The European Chemicals Agency (ECHA) is being sued over its refusal to release the names of companies producing some of the most dangerous chemicals in the EU market.
The lawsuit brought by environmental law organisation ClientEarth and chemicals watchdog ChemSec alleges several violations of European laws designed to promote transparency, democracy and legitimacy in EU policy-making.
The chemicals are 356 of those on the SIN (Substitute it Now!) list developed by ChemSec in collaboration with other NGOs. The list comprises chemicals identified as Substances of Very High Concern under the EU chemicals regulation REACH – those that can cause cancer, damage our reproductive system or alter our DNA, as well as toxic substances that accumulate in nature with serious and long-term irreversible effects.

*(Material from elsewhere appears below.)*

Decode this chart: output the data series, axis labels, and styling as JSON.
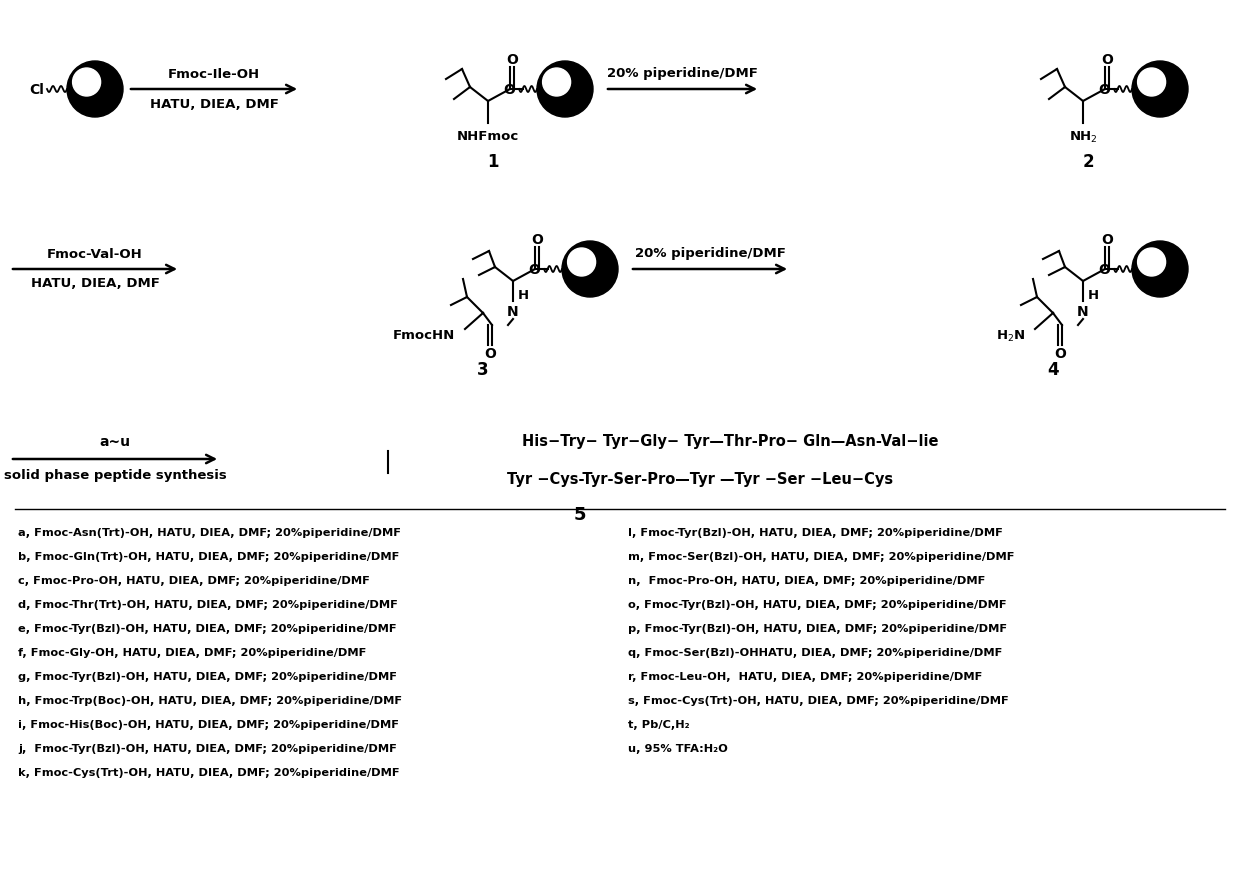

“The public’s right to information on chemicals is a basic principle of the REACH Regulation,” comments Vito Buonsante, toxics lawyer at ClientEarth. “ECHA must not be allowed to withhold information on such a critical issue, especially as it relates to chemicals found in consumer products and present in the EU in large quantities. Having exhausted all avenues to make ECHA meet its transparency obligations we are now compelled to go to court.”
ClientEarth and ChemSec intend that their case will make the agency afford public health protection the precedence and immediacy it deserves.